If you really want it to be declarative, I would then rather hide start() inside of this flow, which return different types like: TaskIdle TaskProgress TaskCompleted Where start() exist only on Idle or Completed state
at least it will be safe in terms of types
But I still disagree that this interface makes sense even in this case, for example it missing such a basic thing as cancellation or handling of multiple start() (should it restart? should it throw error?)
d
But what is actual use case of this?
I have a setting screen which starts an upload, show loader, then return to pervious screen which shows all active uploads. they both are subscribed to
task.state
and show current loading state. other screens a free to do so to. also both screens can have button to "restart" failed upload, which has
onClick = { task.start() }
In the issue I've outlined only what's important for the issue. Of course we also have
val state: Flow<TaskState> // idle/working
missing such a basic thing as cancellation or handling of multiple start() (should it restart? should it throw error?)
we have all this. Task is a building block, while there's a framework around this.

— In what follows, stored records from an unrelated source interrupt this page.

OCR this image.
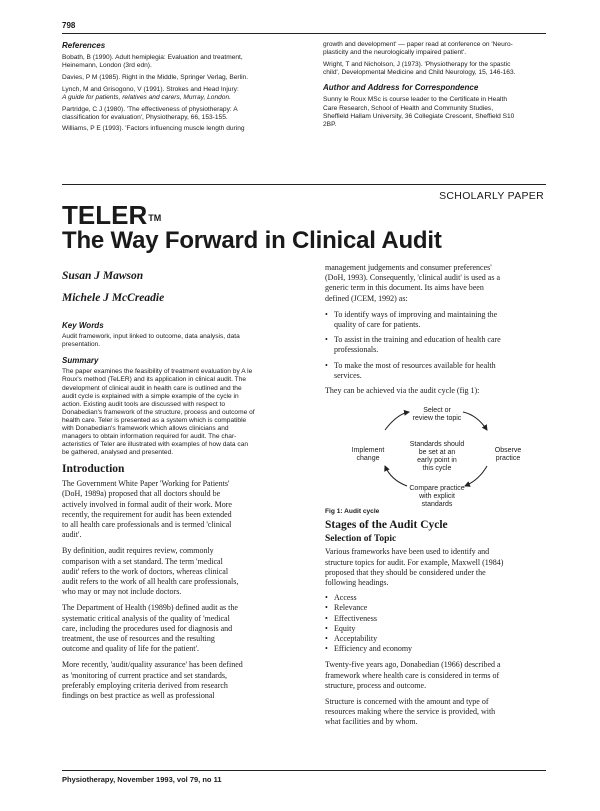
798
References

Bobath, B (1990). Adult hemiplegia: Evaluation and treatment,

Heinemann, London (3rd edn).

Davies, P M (1985). Right in the Middle, Springer Verlag, Berlin.

Lynch, M and Grisogono, V (1991). Strokes and Head Injury:

A guide for patients, relatives and carers, Murray, London.

Partridge, C J (1980). 'The effectiveness of physiotherapy: A

classification for evaluation', Physiotherapy, 66, 153-155.

Williams, P E (1993). 'Factors influencing muscle length during

growth and development' — paper read at conference on 'Neuro-

plasticity and the neurologically impaired patient'.

Wright, T and Nicholson, J (1973). 'Physiotherapy for the spastic

child', Developmental Medicine and Child Neurology, 15, 146-163.

Author and Address for Correspondence

Sunny le Roux MSc is course leader to the Certificate in Health

Care Research, School of Health and Community Studies,

Sheffield Hallam University, 36 Collegiate Crescent, Sheffield S10

2BP.

SCHOLARLY PAPER
TELER™
The Way Forward in Clinical Audit
Susan J Mawson
Michele J McCreadie
Key Words
Audit framework, input linked to outcome, data analysis, data
presentation.
Summary
The paper examines the feasibility of treatment evaluation by A le
Roux's method (TeLER) and its application in clinical audit. The
development of clinical audit in health care is outlined and the
audit cycle is explained with a simple example of the cycle in
action. Existing audit tools are discussed with respect to
Donabedian's framework of the structure, process and outcome of
health care. Teler is presented as a system which is compatible
with Donabedian's framework which allows clinicians and
managers to obtain information required for audit. The char-
acteristics of Teler are illustrated with examples of how data can
be gathered, analysed and presented.
Introduction

The Government White Paper 'Working for Patients'
(DoH, 1989a) proposed that all doctors should be
actively involved in formal audit of their work. More
recently, the requirement for audit has been extended
to all health care professionals and is termed 'clinical
audit'.

By definition, audit requires review, commonly
comparison with a set standard. The term 'medical
audit' refers to the work of doctors, whereas clinical
audit refers to the work of all health care professionals,
who may or may not include doctors.

The Department of Health (1989b) defined audit as the
systematic critical analysis of the quality of 'medical
care, including the procedures used for diagnosis and
treatment, the use of resources and the resulting
outcome and quality of life for the patient'.

More recently, 'audit/quality assurance' has been defined
as 'monitoring of current practice and set standards,
preferably employing criteria derived from research
findings on best practice as well as professional

management judgements and consumer preferences'
(DoH, 1993). Consequently, 'clinical audit' is used as a
generic term in this document. Its aims have been
defined (JCEM, 1992) as:
• To identify ways of improving and maintaining the
quality of care for patients.
• To assist in the training and education of health care
professionals.
• To make the most of resources available for health
services.
They can be achieved via the audit cycle (fig 1):
Select or
review the topic
Standards should
be set at an
early point in
this cycle
Implement
change
Observe
practice
Compare practice
with explicit
standards
Fig 1: Audit cycle
Stages of the Audit Cycle
Selection of Topic
Various frameworks have been used to identify and
structure topics for audit. For example, Maxwell (1984)
proposed that they should be considered under the
following headings.
• Access
• Relevance
• Effectiveness
• Equity
• Acceptability
• Efficiency and economy
Twenty-five years ago, Donabedian (1966) described a
framework where health care is considered in terms of
structure, process and outcome.
Structure is concerned with the amount and type of
resources making where the service is provided, with
what facilities and by whom.
Physiotherapy, November 1993, vol 79, no 11
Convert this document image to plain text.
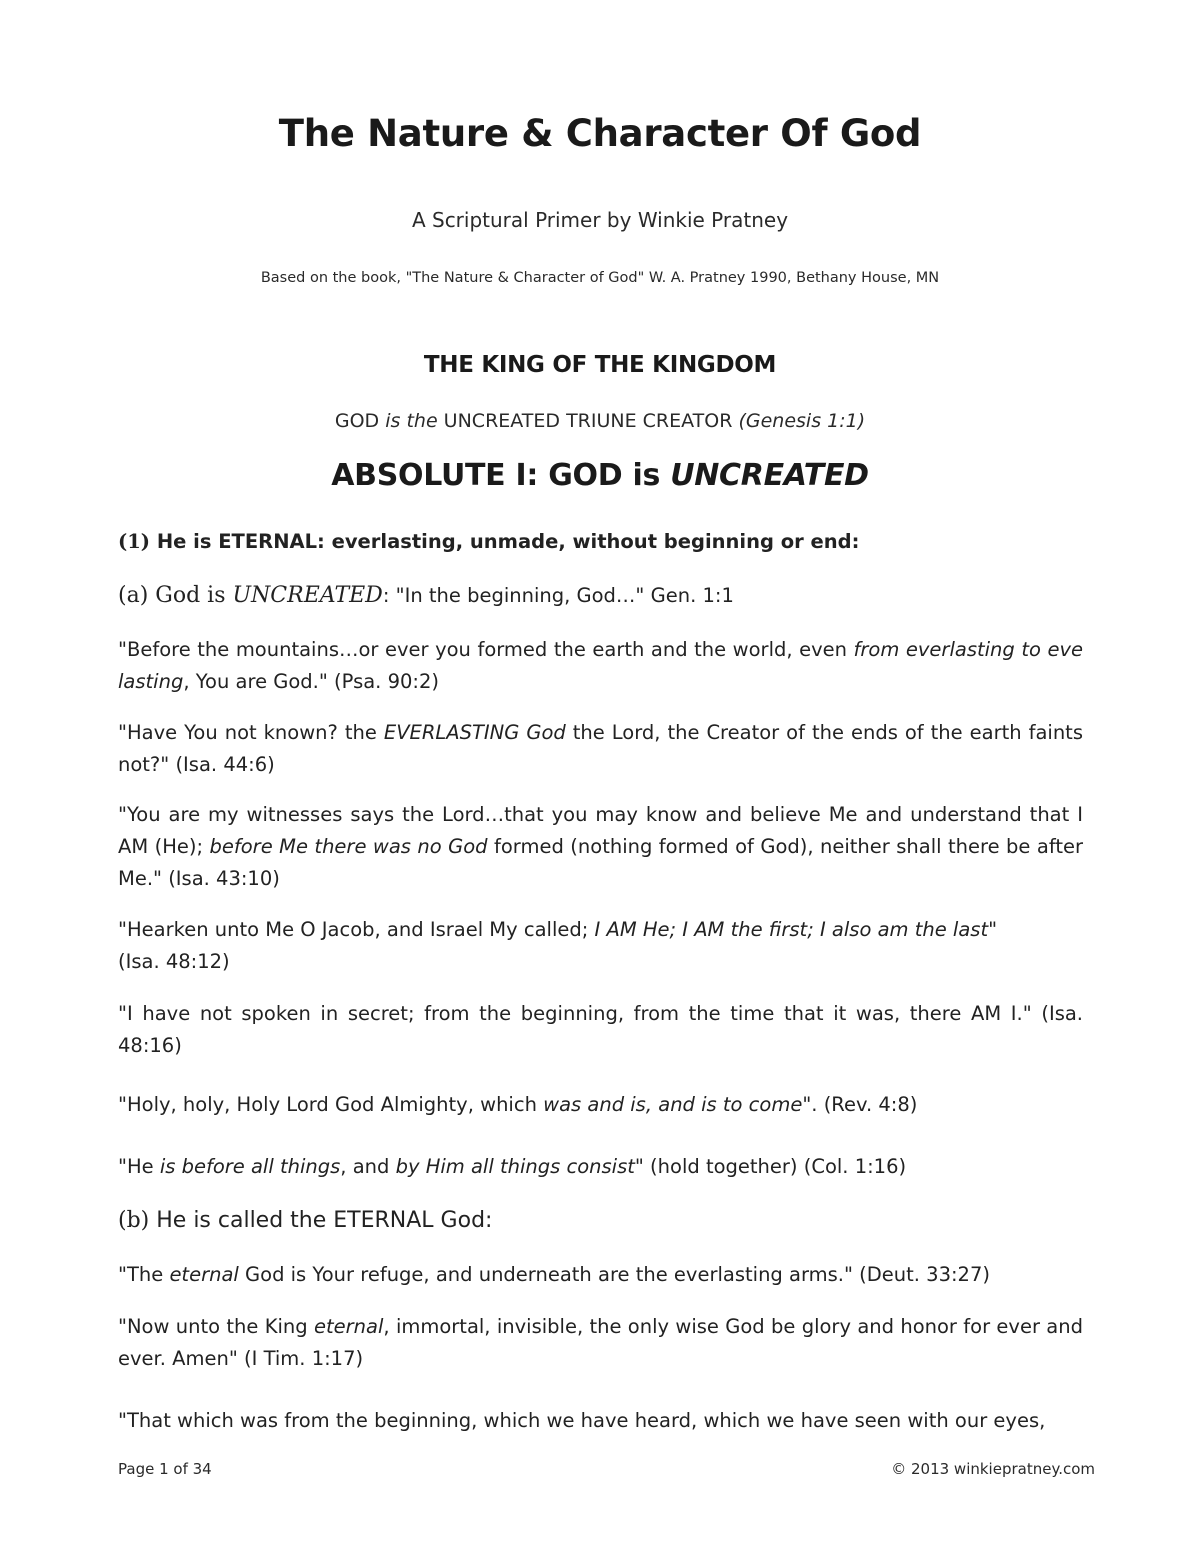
The Nature & Character Of God
A Scriptural Primer by Winkie Pratney
Based on the book, "The Nature & Character of God" W. A. Pratney 1990, Bethany House, MN
THE KING OF THE KINGDOM
GOD is the UNCREATED TRIUNE CREATOR (Genesis 1:1)
ABSOLUTE I: GOD is UNCREATED
(1) He is ETERNAL: everlasting, unmade, without beginning or end:
(a) God is UNCREATED: "In the beginning, God…" Gen. 1:1
"Before the mountains…or ever you formed the earth and the world, even from everlasting to eve lasting, You are God." (Psa. 90:2)
"Have You not known? the EVERLASTING God the Lord, the Creator of the ends of the earth faints not?" (Isa. 44:6)
"You are my witnesses says the Lord…that you may know and believe Me and understand that I AM (He); before Me there was no God formed (nothing formed of God), neither shall there be after Me." (Isa. 43:10)
"Hearken unto Me O Jacob, and Israel My called; I AM He; I AM the first; I also am the last"
(Isa. 48:12)
"I have not spoken in secret; from the beginning, from the time that it was, there AM I." (Isa. 48:16)
"Holy, holy, Holy Lord God Almighty, which was and is, and is to come". (Rev. 4:8)
"He is before all things, and by Him all things consist" (hold together) (Col. 1:16)
(b) He is called the ETERNAL God:
"The eternal God is Your refuge, and underneath are the everlasting arms." (Deut. 33:27)
"Now unto the King eternal, immortal, invisible, the only wise God be glory and honor for ever and ever. Amen" (I Tim. 1:17)
"That which was from the beginning, which we have heard, which we have seen with our eyes,
Page 1 of 34	© 2013 winkiepratney.com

Actually I'm wrong, the building block is a simple bundle of
state: Flow<Idle|Running>
and
results: Flow<Either>
and
Task
is the thing adding a
start()
to it which was born out of observation that many-many screen operations are restartable: fetching content (initially and after pull-to-refresh), etc etc. Task is not necessarily used everywhere, but pair of state+results is used often.
I don’t agree with this, it’s not declarative
Prepared a tiny (simplified) example. Do you think this is not declarative? https://gist.github.com/dimsuz/179d50e4eb04a0e5dba2928362429cb4 Task is not a UI state construct (you seem to think that), it's from "domain" layer, more generic. UI only happens to render some of its state and call some of its methods as a side-effects.